New book: Learning to learn
Sebastian Thrun
Sebastian_Thrun at heaven.learning.cs.cmu.edu
Fri Nov 7 13:32:35 EST 1997
L E A R N I N G T O L E A R N
Sebastian Thrun and Lorien Pratt (eds.)
Kluwer Academic Publishers
Over the past three decades, research on machine learning and data
mining has led to a wide variety of algorithms that induce general
functions from examples. As machine learning is maturing, it has begun
to make the successful transition from academic research to various
practical applications. Generic techniques such as decision trees and
artificial neural networks, for example, are now being used in various
commercial and industrial applications.
Learning to learn is an exciting new research direction within
machine learning. Similar to traditional machine learning algorithms,
the methods described in LEARNING TO LEARN induce general functions
from experience. However, the book investigates algorithms that can
change the way they generalize, i.e., practice the last of learning
itself, and improve on it.
To illustrate the utility of learning to learn, it is worthwhile to
compare machine learning to human learning. Humans encounter a
continual stream of learning tasks. They do not just learn concepts of
motor skills, they also learn bias, i.e., they learn how to
generalize. As a result, humans are often able to generalize correctly
from extremely few examples---often just a single example suffices to
teach us a new thing.
A deeper understanding of computer programs that improve their ability
to learn can have large practical impact on the field of machine
learning and beyond. In recent years, the field has made significant
progress towards a theory of learning to learn along with practical
new algorithms, some of which led to impressive results in real-world
applications.
LEARNING TO LEARN provides a survey of some of the most exciting new
research approaches, written by leading researchers in the field. Its
objective is to investigate the utility and feasibility of computer
programs that can learn how to learn, both from a practical and a
theoretical point of view.
This book is organized into four parts
Part I: Overview articles, in which basic taxonomies and the
cognitive foundations for algorithms that "learn
to learn" are introduced and discussed,
Chapter 1: Learning To Learn: Introduction and Overview
Sebastian Thrun and Lorien Pratt
Chapter 2: A Survey of Connectionist Network Reuse
Through Transfer
Lorien Pratt and Barbara Jennings
Chapter 3: Transfer in Cognition
Anthony Robins
Part II: Prediction/Supervised Learning, in which specific
algorithms are presented that exploit information
in multiple learning tasks in the context of supervised learning,
Chapter 4: Theoretical Models of Learning to Learn
Jonathan Baxter
Chapter 5: Multitask Learning
Rich Caruana
Chapter 6: Making a Low-Dimensional Representation
Suitable for Diverse Tasks
Nathan Intrator and Shimon Edelman
Chapter 7: The Canonical Distortion Measure for
Vector Quantization and Function Approximation
Jonathan Baxter
Chapter 8: Lifelong Learning Algorithms
Sebastian Thrun
Part III: Relatedness, in which the issue of "task relatedness"
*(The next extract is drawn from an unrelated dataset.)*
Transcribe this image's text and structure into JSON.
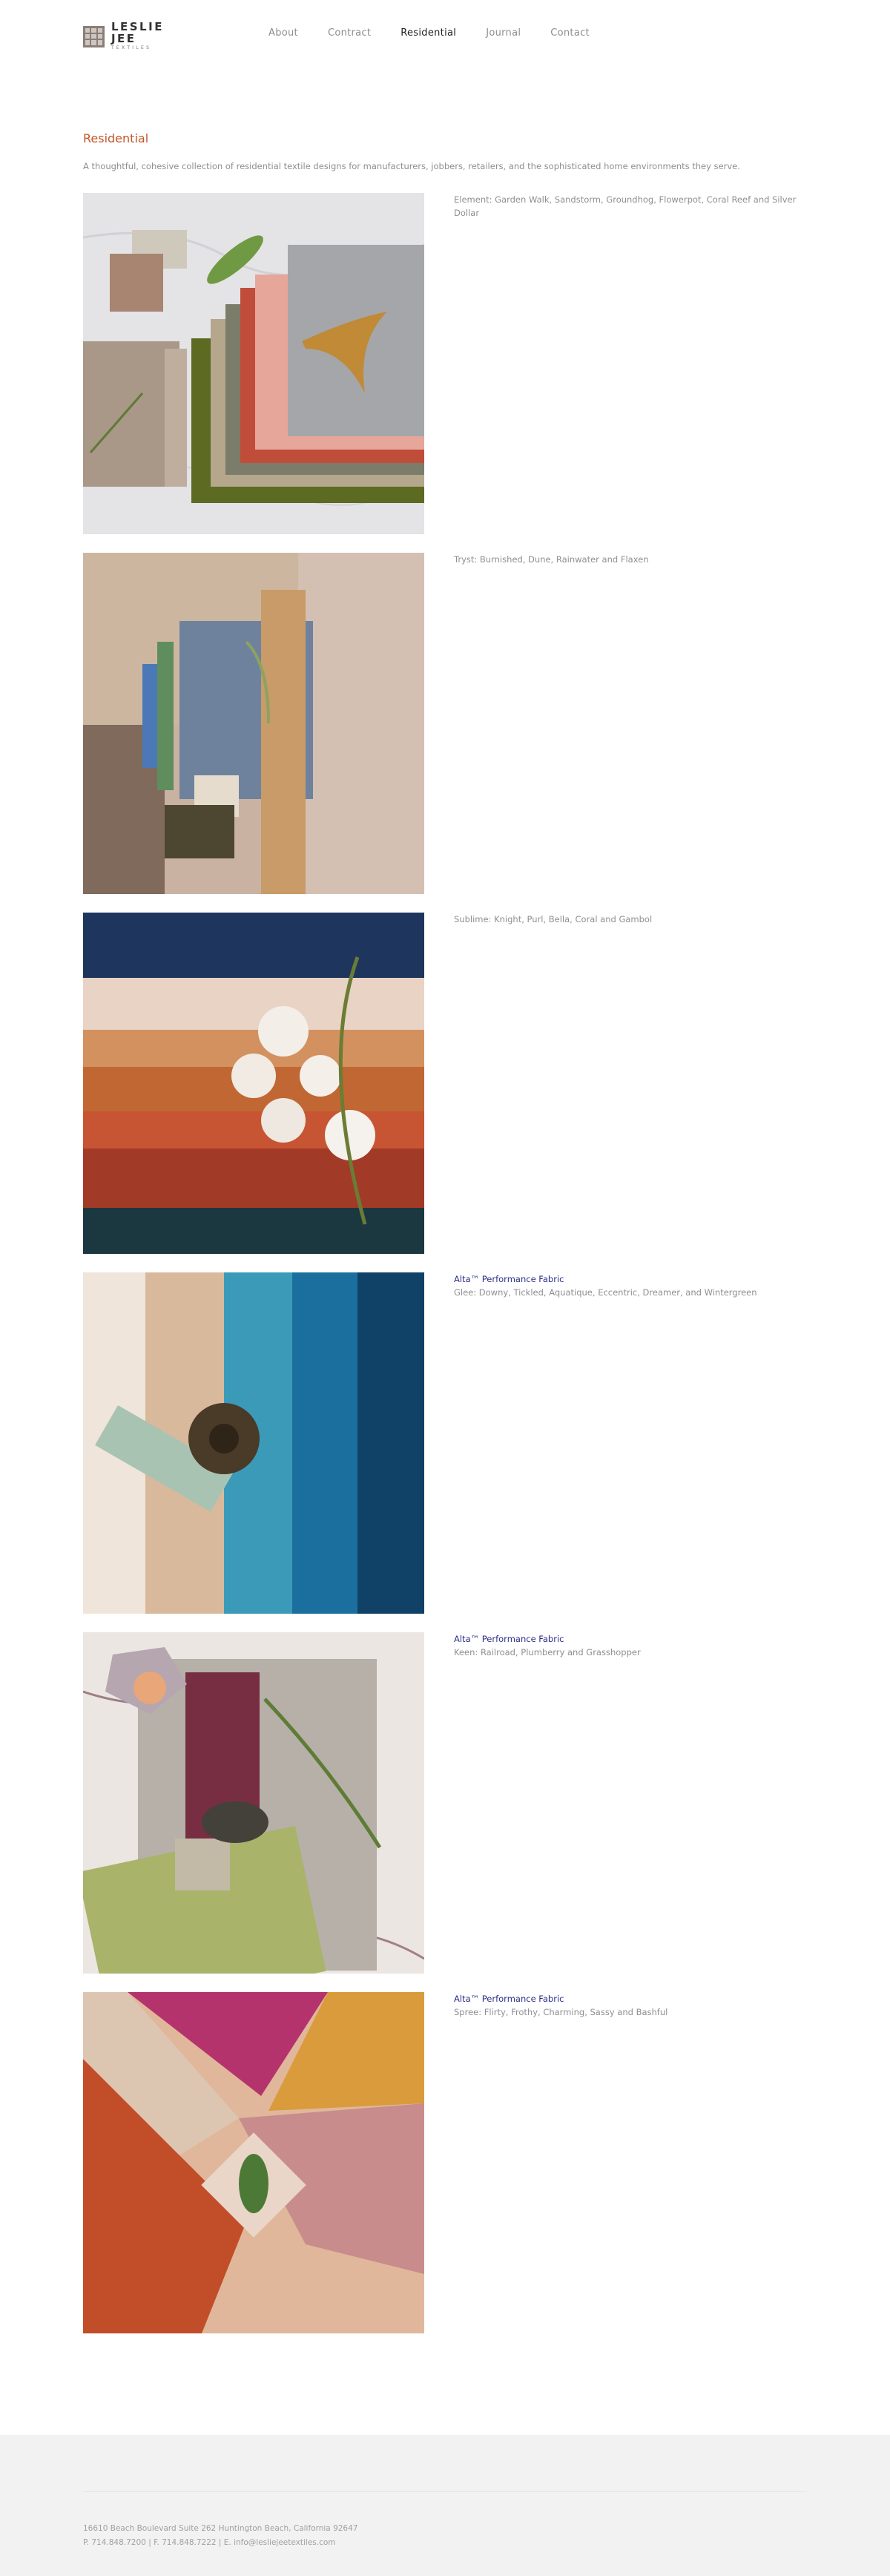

is investigated and algorithms are described that
selectively transfer knowledge across learning tasks, and
Chapter 9: The Parallel Transfer of Task Knowledge
Using Dynamic Learning Rates
Daniel L. Silver and Robert E. Mercer
Chapter 10: Clustering Learning Tasks and the
Selective Cross-TaskTransfer of Knowledge
Sebastian Thrun and Joseph O'Sullivan
Part IV: Control, in which algorithms specifically
designed for learning mappings from percepts to actions are
presented.
Chapter 11: CHILD: A First Step Towards Continual Learning
Mark B. Ring
Chapter 12: Reinforcement Learning With Self-Modifying
Policies
Juergen Schmidhuber, Jieyu Zhao, Nicol N. Schraudolph
Chapter 13: Creating Advice-Taking Reinforcement Learners
Richard Maclin and Jude W. Shavlik
All contributions went to a journal-style reviewing process and are of
journal quality (in fact, many of them were previously published in
Machine Learning or Connection Science). The material is suited for
advanced graduate classes in machine learning.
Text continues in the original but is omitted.